Florian Gerlach

Seminare zum „Recht der Sozialen Arbeit“

Evangelische Hochschule Bochum

Aufgaben des Vormunds

Der Vormund hat das Recht und die Pflicht, für die Person und das Vermögen des Mündels zu sorgen und den Mündel zu vertreten.

> Lies: § 1789 BGB

Häufigster Anwendungsfall für die Bestellung eines Vormundes ist der Entzug der elterlichen Sorge bei Kindswohlfährdung. Bestellt das Familiengericht nach Entzug der elterlichen Sorge einen Vormund, übernimmt dieser in aller Regel nicht selbst die Erziehung des Kindes.
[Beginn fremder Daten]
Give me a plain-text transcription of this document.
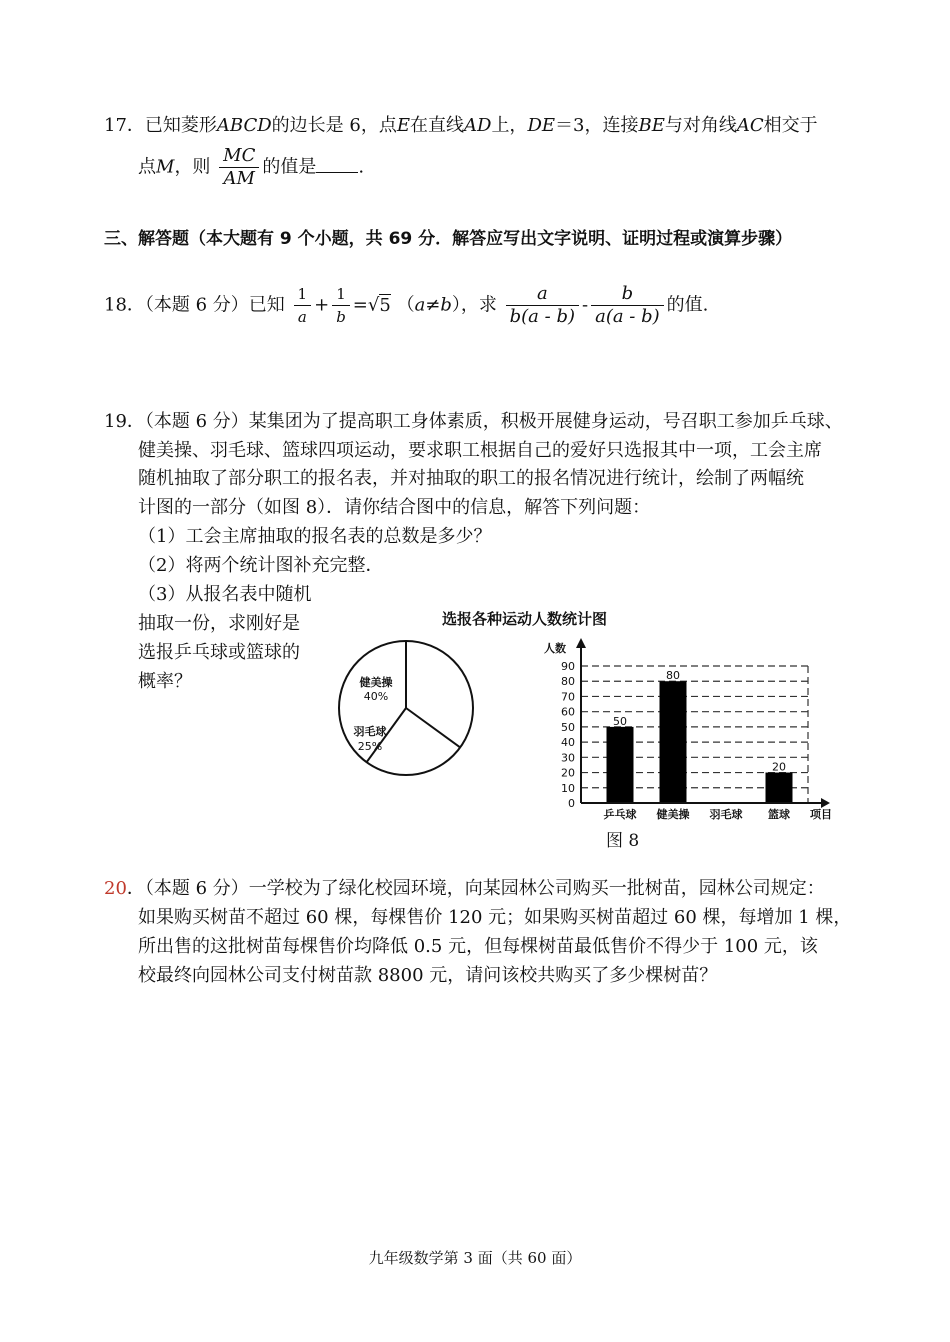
17．已知菱形ABCD的边长是 6，点E在直线AD上，DE＝3，连接BE与对角线AC相交于
点M，则 $\frac{MC}{AM}$ 的值是 .
三、解答题（本大题有 9 个小题，共 69 分．解答应写出文字说明、证明过程或演算步骤）
18．（本题 6 分）已知 $\frac{1}{a} + \frac{1}{b} =√5$ （a≠b），求 $\frac{a}{b(a - b)} - \frac{b}{a(a - b)}$ 的值.
19．（本题 6 分）某集团为了提高职工身体素质，积极开展健身运动，号召职工参加乒乓球、
健美操、羽毛球、篮球四项运动，要求职工根据自己的爱好只选报其中一项，工会主席
随机抽取了部分职工的报名表，并对抽取的职工的报名情况进行统计，绘制了两幅统
计图的一部分（如图 8）．请你结合图中的信息，解答下列问题：
（1）工会主席抽取的报名表的总数是多少？
（2）将两个统计图补充完整．
（3）从报名表中随机
抽取一份，求刚好是
选报乒乓球或篮球的
概率？	健美操
40%
羽毛球
25%
选报各种运动人数统计图
人数
项目
0
10
20
30
40
50
60
70
80
90
50
80
20
乒乓球 健美操 羽毛球 篮球
图 8
20．（本题 6 分）一学校为了绿化校园环境，向某园林公司购买一批树苗，园林公司规定：
如果购买树苗不超过 60 棵，每棵售价 120 元；如果购买树苗超过 60 棵，每增加 1 棵，
所出售的这批树苗每棵售价均降低 0.5 元，但每棵树苗最低售价不得少于 100 元，该
校最终向园林公司支付树苗款 8800 元，请问该校共购买了多少棵树苗？
九年级数学第 3 面（共 60 面）
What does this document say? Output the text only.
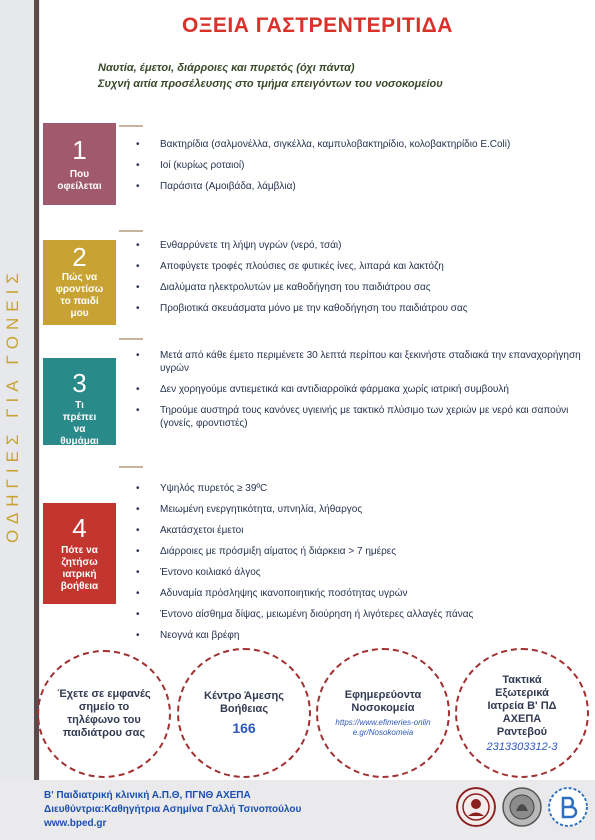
ΟΔΗΓΙΕΣ ΓΙΑ ΓΟΝΕΙΣ
ΟΞΕΙΑ ΓΑΣΤΡΕΝΤΕΡΙΤΙΔΑ
Ναυτία, έμετοι, διάρροιες και πυρετός (όχι πάντα)
Συχνή αιτία προσέλευσης στο τμήμα επειγόντων του νοσοκομείου
1
Που οφείλεται
• Βακτηρίδια (σαλμονέλλα, σιγκέλλα, καμπυλοβακτηρίδιο, κολοβακτηρίδιο E.Coli)
• Ιοί (κυρίως ροταιοί)
• Παράσιτα (Αμοιβάδα, λάμβλια)
2
Πώς να φροντίσω το παιδί μου
• Ενθαρρύνετε τη λήψη υγρών (νερό, τσάι)
• Αποφύγετε τροφές πλούσιες σε φυτικές ίνες, λιπαρά και λακτόζη
• Διαλύματα ηλεκτρολυτών με καθοδήγηση του παιδιάτρου σας
• Προβιοτικά σκευάσματα μόνο με την καθοδήγηση του παιδιάτρου σας
3
Τι πρέπει να θυμάμαι
• Μετά από κάθε έμετο περιμένετε 30 λεπτά περίπου και ξεκινήστε σταδιακά την επαναχορήγηση υγρών
• Δεν χορηγούμε αντιεμετικά και αντιδιαρροϊκά φάρμακα χωρίς ιατρική συμβουλή
• Τηρούμε αυστηρά τους κανόνες υγιεινής με τακτικό πλύσιμο των χεριών με νερό και σαπούνι (γονείς, φροντιστές)
4
Πότε να ζητήσω ιατρική βοήθεια
• Υψηλός πυρετός ≥ 39ºC
• Μειωμένη ενεργητικότητα, υπνηλία, λήθαργος
• Ακατάσχετοι έμετοι
• Διάρροιες με πρόσμιξη αίματος ή διάρκεια > 7 ημέρες
• Έντονο κοιλιακό άλγος
• Αδυναμία πρόσληψης ικανοποιητικής ποσότητας υγρών
• Έντονο αίσθημα δίψας, μειωμένη διούρηση ή λιγότερες αλλαγές πάνας
• Νεογνά και βρέφη
Έχετε σε εμφανές σημείο το τηλέφωνο του παιδιάτρου σας
Κέντρο Άμεσης Βοήθειας
166
Εφημερεύοντα Νοσοκομεία
https://www.efimeries-online.gr/Nosokomeia
Τακτικά Εξωτερικά Ιατρεία Β' ΠΔ ΑΧΕΠΑ Ραντεβού
2313303312-3
Β' Παιδιατρική κλινική Α.Π.Θ, ΠΓΝΘ ΑΧΕΠΑ
Διευθύντρια:Καθηγήτρια Ασημίνα Γαλλή Τσινοπούλου
www.bped.gr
Vielmehr lebt das Kind nach erfolgtem Sorgerechtseingriff üblicherweise bei einer Pflegeperson, in einer Pflegefamilie oder in einem Heim‚. Die Erziehung im Alltag findet dort statt. Die Rolle des Vormundes beschränkt sich in diesen Fällen vor allem auf die Wahrnehmung der Sorge in Grundsatzangelegenheiten und auf die Vertretung des Kindes. Das Gesetz verpflichtet den Vormund dennoch dazu, den persönlichen Kontakt zum Kind zu halten. Der Vormund ist verpflichtet, das Kind mindestens einmal im Monat „zu Hause“ zu besuchen.

> Lies: § 1790 Abs. 3 BGB

Pflege und Erziehung

Der Vormund ersetzt die sorgeberechtigten Eltern und „schlüpft“ sorgerechtlich in deren Rolle.

> Lies: § 1793 Abs. 1 BGB

Er hat im Hinblick auf die Personensorge alle Rechte, die sonst den Eltern zustehen. Vor allem hat er nach § 1631 Abs. 1 BGB die Pflicht und das Recht, das Kind zu pflegen, zu erziehen, zu beaufsichtigen und seinen Aufenthalt zu bestimmen. Das Aufenthaltsbestimmungsrecht wird in § 1632 Abs. 1 BGB konkretisiert. Insbesondere hat der Vormund infolge des Aufenthaltsbestimmungsrechts auch das Recht, die Herausgabe des Mündels von der der Pflegefamilie oder aus einem Heim zu verlangen. Pflegepersonen können gegen dieses Herausgabeverlangen intervenieren und beim Familiengericht eine sogenannten Verbleibensanordnung beantragen.

> Lies: § 1632 Abs. 4 BGB

Vertretung des Mündels und genehmigungsbedürftige Geschäfte

Das Vertretungsrecht des Vormundes ist zunächst umfassend. Um den Mündel vor nachteiligen Verfügungen der Vormundes zu schützen, beschränkt das Gesetz die Vertretungsmacht des Vormundes jedoch an zahlreichen Stellen. So bedürfen eine Vielzahl von Willenserklärungen, die der Vormund im Namen des Mündels angibt, der Genehmigung durch das Familiengericht (vgl. z.B. § 1799 BGB).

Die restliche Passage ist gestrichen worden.